Вот теперь, кажется, пришло время его действий.
Смелая девочка. Глупая девочка. Наверняка же сказано было спрятаться и сидеть тихо.
Ой, не зря…
…а где-то далеко, за много вёрст от светлого дома и яблоневых садов, по облитой закатной глазурью дороге мирно рысила каурая кобылка. Всадник, сгорбившись в седле, казался дремлющим — до того самого момента, как придорожная трава тихо всколыхнулась. Очень странно всколыхнулась: двумя полосами, на миг пролегшими и тут же сгладившимися в травяном море.
Кобылка, поведя мордой по ветру, встревоженно стригнула воздух ушами — но всадник не встрепенулся. Даже не выпрямился.
Лишь чуть повернул голову.
Какое-то время он всматривался в заросли лебеды, вымахавшей в человеческий рост. Потом медленно, медленно протянул руку за спину.

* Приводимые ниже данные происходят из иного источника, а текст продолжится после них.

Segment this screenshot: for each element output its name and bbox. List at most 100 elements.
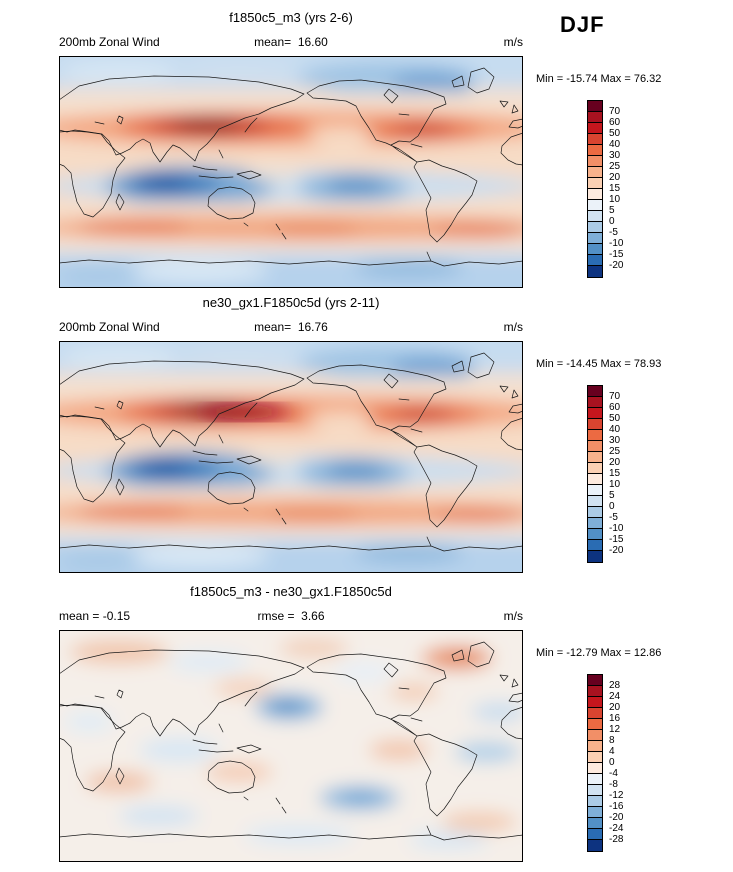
colorbar-cell (588, 763, 602, 774)
colorbar-cell (588, 156, 602, 167)
colorbar-tick: 30 (609, 435, 621, 446)
colorbar-cell (588, 430, 602, 441)
units-label: m/s (503, 320, 523, 334)
colorbar-tick: 0 (609, 757, 615, 768)
colorbar-tick: 50 (609, 413, 621, 424)
colorbar-tick: -10 (609, 238, 624, 249)
colorbar-tick: -20 (609, 545, 624, 556)
mean-label: mean= 16.76 (254, 320, 328, 334)
colorbar-tick: 0 (609, 501, 615, 512)
mean-label: mean= 16.60 (254, 35, 328, 49)
colorbar-cell (588, 134, 602, 145)
minmax-label: Min = -12.79 Max = 12.86 (536, 647, 662, 659)
colorbar-cell (588, 112, 602, 123)
mean-label: mean = -0.15 (59, 609, 131, 623)
colorbar-tick: -12 (609, 790, 624, 801)
colorbar-tick: -10 (609, 523, 624, 534)
colorbar-tick: -20 (609, 812, 624, 823)
colorbar-cell (588, 397, 602, 408)
units-label: m/s (503, 35, 523, 49)
colorbar-cell (588, 496, 602, 507)
colorbar-tick: 15 (609, 183, 621, 194)
colorbar-tick: 20 (609, 702, 621, 713)
panel-model2: ne30_gx1.F1850c5d (yrs 2-11) 200mb Zonal… (0, 295, 733, 579)
wind-field (59, 56, 523, 288)
colorbar-cell (588, 518, 602, 529)
map-model1 (59, 56, 523, 288)
colorbar-cell (588, 818, 602, 829)
colorbar-cell (588, 507, 602, 518)
colorbar-cell (588, 266, 602, 277)
minmax-label: Min = -14.45 Max = 78.93 (536, 358, 662, 370)
colorbar-tick: 5 (609, 490, 615, 501)
colorbar-tick: 0 (609, 216, 615, 227)
colorbar-cell (588, 785, 602, 796)
panel-model1: f1850c5_m3 (yrs 2-6) 200mb Zonal Wind me… (0, 10, 733, 294)
colorbar-tick: 30 (609, 150, 621, 161)
map-frame (59, 56, 523, 288)
colorbar-cell (588, 441, 602, 452)
colorbar-tick: -5 (609, 227, 618, 238)
map-model2 (59, 341, 523, 573)
colorbar-cell (588, 452, 602, 463)
colorbar-tick: 4 (609, 746, 615, 757)
colorbar-cell (588, 752, 602, 763)
colorbar-cell (588, 529, 602, 540)
colorbar-tick: -15 (609, 534, 624, 545)
colorbar-tick: -16 (609, 801, 624, 812)
diff-field (59, 630, 523, 862)
colorbar-tick: 40 (609, 139, 621, 150)
colorbar-cell (588, 255, 602, 266)
colorbar-tick: 24 (609, 691, 621, 702)
colorbar-tick: -4 (609, 768, 618, 779)
colorbar-cell (588, 807, 602, 818)
panel-title: f1850c5_m3 - ne30_gx1.F1850c5d (190, 584, 392, 599)
colorbar-tick: 20 (609, 172, 621, 183)
colorbar-cell (588, 189, 602, 200)
wind-field (59, 341, 523, 573)
colorbar-cell (588, 741, 602, 752)
colorbar-tick: 25 (609, 161, 621, 172)
colorbar-tick: 70 (609, 106, 621, 117)
colorbar-cell (588, 145, 602, 156)
colorbar-cell (588, 233, 602, 244)
colorbar-cell (588, 551, 602, 562)
colorbar-cell (588, 419, 602, 430)
colorbar-tick: 50 (609, 128, 621, 139)
colorbar-tick: 70 (609, 391, 621, 402)
colorbar-tick: -24 (609, 823, 624, 834)
colorbar-cell (588, 686, 602, 697)
season-label: DJF (560, 12, 605, 37)
colorbar-cell (588, 829, 602, 840)
colorbar-tick: 10 (609, 479, 621, 490)
colorbar-cell (588, 463, 602, 474)
colorbar-tick: 40 (609, 424, 621, 435)
colorbar-cell (588, 211, 602, 222)
colorbar-tick: -15 (609, 249, 624, 260)
colorbar: 70 60 50 40 30 25 20 15 10 5 0 -5 -10 -15 -20 (587, 100, 623, 278)
units-label: m/s (503, 609, 523, 623)
colorbar-cell (588, 200, 602, 211)
colorbar-cell (588, 123, 602, 134)
colorbar-cell (588, 540, 602, 551)
map-frame (59, 630, 523, 862)
colorbar-cell (588, 167, 602, 178)
colorbar-tick: 25 (609, 446, 621, 457)
colorbar-tick: 12 (609, 724, 621, 735)
colorbar-cell (588, 485, 602, 496)
colorbar-cell (588, 408, 602, 419)
colorbar-cell (588, 840, 602, 851)
rmse-label: rmse = 3.66 (257, 609, 325, 623)
colorbar-cell (588, 222, 602, 233)
colorbar: 70 60 50 40 30 25 20 15 10 5 0 -5 -10 -15 -20 (587, 385, 623, 563)
map-difference (59, 630, 523, 862)
colorbar-cell (588, 244, 602, 255)
colorbar-tick: 28 (609, 680, 621, 691)
colorbar-cell (588, 675, 602, 686)
wind-field-extra-core (199, 404, 289, 420)
colorbar-cell (588, 774, 602, 785)
variable-label: 200mb Zonal Wind (59, 35, 160, 49)
panel-difference: f1850c5_m3 - ne30_gx1.F1850c5d mean = -0… (0, 584, 733, 868)
colorbar-tick: -28 (609, 834, 624, 845)
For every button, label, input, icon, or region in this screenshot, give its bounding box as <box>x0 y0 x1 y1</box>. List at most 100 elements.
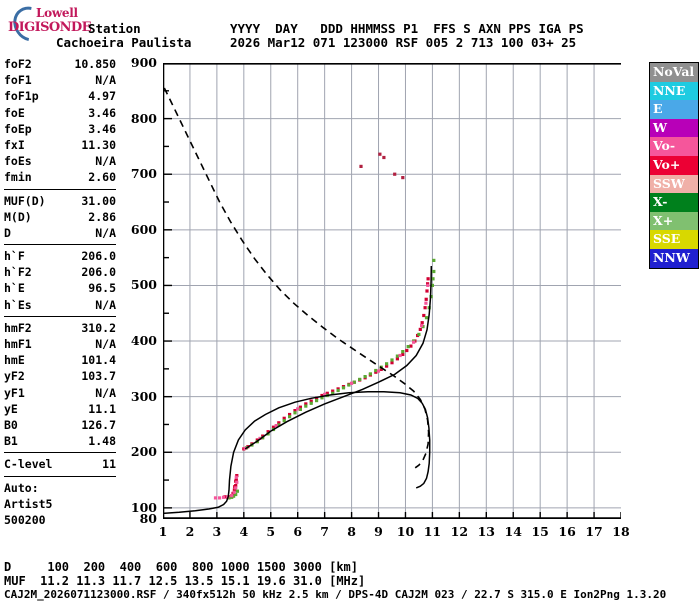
param-value: 31.00 <box>81 193 116 208</box>
footer-muf-row: MUF 11.2 11.3 11.7 12.5 13.5 15.1 19.6 3… <box>4 574 366 588</box>
echo-point <box>395 354 399 358</box>
param-key: yF1 <box>4 385 25 400</box>
legend-item-ssw[interactable]: SSW <box>650 174 698 194</box>
echo-point <box>374 368 378 373</box>
x-axis-tick-label: 8 <box>347 524 356 539</box>
param-value: N/A <box>95 225 116 240</box>
param-divider-5 <box>4 475 116 477</box>
echo-point <box>359 164 363 168</box>
legend-item-x-[interactable]: X+ <box>650 211 698 231</box>
echo-point <box>271 425 276 429</box>
echo-point <box>288 415 292 419</box>
param-row: hmF1 N/A <box>4 336 116 352</box>
ionogram-plot <box>163 63 621 519</box>
param-value: 4.97 <box>88 89 116 104</box>
param-key: h`F2 <box>4 265 32 280</box>
logo-brand-top: Lowell <box>36 6 78 20</box>
param-key: hmF2 <box>4 320 32 335</box>
x-axis-tick-label: 15 <box>531 524 549 539</box>
param-auto-block: Auto: Artist5 500200 <box>4 480 116 529</box>
x-axis-tick-label: 5 <box>266 524 276 539</box>
param-key: foF1 <box>4 73 32 88</box>
ionogram-parameter-panel: foF2 10.850 foF1 N/A foF1p 4.97 foE 3.46 foEp 3.4… <box>4 56 116 528</box>
param-value: 206.0 <box>81 249 116 264</box>
param-value: 2.60 <box>88 170 116 185</box>
echo-point <box>424 316 429 320</box>
echo-point <box>432 258 436 262</box>
echo-point <box>423 306 427 310</box>
echo-point <box>425 289 429 293</box>
legend-item-e[interactable]: E <box>650 100 698 119</box>
y-axis-tick-label: 200 <box>130 444 157 460</box>
legend-item-noval[interactable]: NoVal <box>650 63 698 82</box>
param-group-3: h`F 206.0 h`F2 206.0 h`E 96.5 h`Es N/A <box>4 248 116 313</box>
param-value: 11.1 <box>88 401 116 416</box>
x-axis-tick-label: 13 <box>477 524 495 539</box>
echo-point <box>390 358 394 362</box>
echo-point <box>234 475 238 479</box>
param-row: fxI 11.30 <box>4 137 116 153</box>
param-key: yE <box>4 401 18 416</box>
param-row: fmin 2.60 <box>4 169 116 185</box>
echo-point <box>431 277 435 281</box>
x-axis-tick-label: 6 <box>293 524 303 539</box>
echo-point <box>261 434 265 438</box>
param-row: foF1 N/A <box>4 72 116 88</box>
header-column-values: 2026 Mar12 071 123000 RSF 005 2 713 100 … <box>230 35 577 50</box>
echo-point <box>358 377 362 381</box>
x-axis-tick-label: 10 <box>396 524 415 539</box>
param-row: yF2 103.7 <box>4 368 116 384</box>
echo-point <box>218 496 222 500</box>
echo-point <box>418 327 422 331</box>
param-value: 11.30 <box>81 137 116 152</box>
param-value: 10.850 <box>74 57 116 71</box>
legend-item-vo-[interactable]: Vo- <box>650 137 698 156</box>
echo-point <box>424 301 428 305</box>
y-axis-tick-label: 700 <box>130 166 157 182</box>
echo-point <box>352 380 356 384</box>
echo-point <box>331 391 335 395</box>
param-row: foEs N/A <box>4 153 116 169</box>
echo-point <box>282 416 286 420</box>
series-profile-upper-branch-f2-topside- <box>244 265 433 450</box>
param-value: N/A <box>95 154 116 169</box>
param-row: foE 3.46 <box>4 105 116 121</box>
param-divider-3 <box>4 315 116 317</box>
header-column-names: YYYY DAY DDD HHMMSS P1 FFS S AXN PPS IGA… <box>230 21 584 36</box>
echo-point <box>213 496 218 500</box>
legend-item-sse[interactable]: SSE <box>650 230 698 249</box>
logo-brand-bottom: DIGISONDE <box>8 20 92 35</box>
legend-item-nnw[interactable]: NNW <box>650 248 698 268</box>
param-auto-line: Artist5 <box>4 496 53 511</box>
param-value: N/A <box>95 337 116 351</box>
y-axis-tick-label: 400 <box>130 333 157 349</box>
param-key: h`Es <box>4 297 32 312</box>
legend-item-vo-[interactable]: Vo+ <box>650 155 698 175</box>
y-axis-tick-label: 300 <box>130 388 157 404</box>
x-axis-tick-label: 1 <box>158 524 168 539</box>
param-value: 310.2 <box>81 320 116 335</box>
echo-point <box>288 412 292 417</box>
legend-item-x-[interactable]: X- <box>650 193 698 212</box>
param-group-4: hmF2 310.2 hmF1 N/A hmE 101.4 yF2 103.7 yF1 N/A yE… <box>4 320 116 450</box>
param-auto-line: Auto: <box>4 480 39 495</box>
param-key: foF1p <box>4 89 39 104</box>
param-row: B0 126.7 <box>4 417 116 433</box>
param-key: B0 <box>4 417 18 432</box>
echo-point <box>315 396 319 400</box>
echo-point <box>232 494 236 498</box>
x-axis-tick-label: 11 <box>423 524 442 539</box>
param-row: yF1 N/A <box>4 385 116 401</box>
lowell-digisonde-logo: Lowell DIGISONDE <box>6 0 102 48</box>
legend-item-w[interactable]: W <box>650 118 698 138</box>
legend-item-nne[interactable]: NNE <box>650 81 698 101</box>
param-key: foEs <box>4 154 32 169</box>
param-auto-line: 500200 <box>4 512 46 527</box>
param-key: h`E <box>4 281 25 296</box>
param-row: foF2 10.850 <box>4 56 116 72</box>
param-row: foF1p 4.97 <box>4 88 116 104</box>
echo-point <box>398 353 402 358</box>
x-axis-tick-label: 17 <box>585 524 603 539</box>
x-axis-tick-label: 14 <box>504 524 522 539</box>
echo-point <box>232 488 236 492</box>
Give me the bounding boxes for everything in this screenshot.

Лебеда глухо, бесконечно злобно зарычала в ответ.
Лошадь понесла в тот самый миг, когда стена высокой травы выплюнула две мохнатые тени. Лошадь понесла тогда, когда звери уже взвились в прыжке.
Лошадь понесла безнадёжно поздно…
…но всё это действительно было далеко.
А здесь и сейчас — в доме смолк детский крик.
Вскоре трое всадников уже пускали коней галопом: по ниточке просёлочной дороги к ленте тракта, ползущей к горизонту среди лугов — прочь от яблонь, встревоженно шепчущихся вокруг мёртвого дома.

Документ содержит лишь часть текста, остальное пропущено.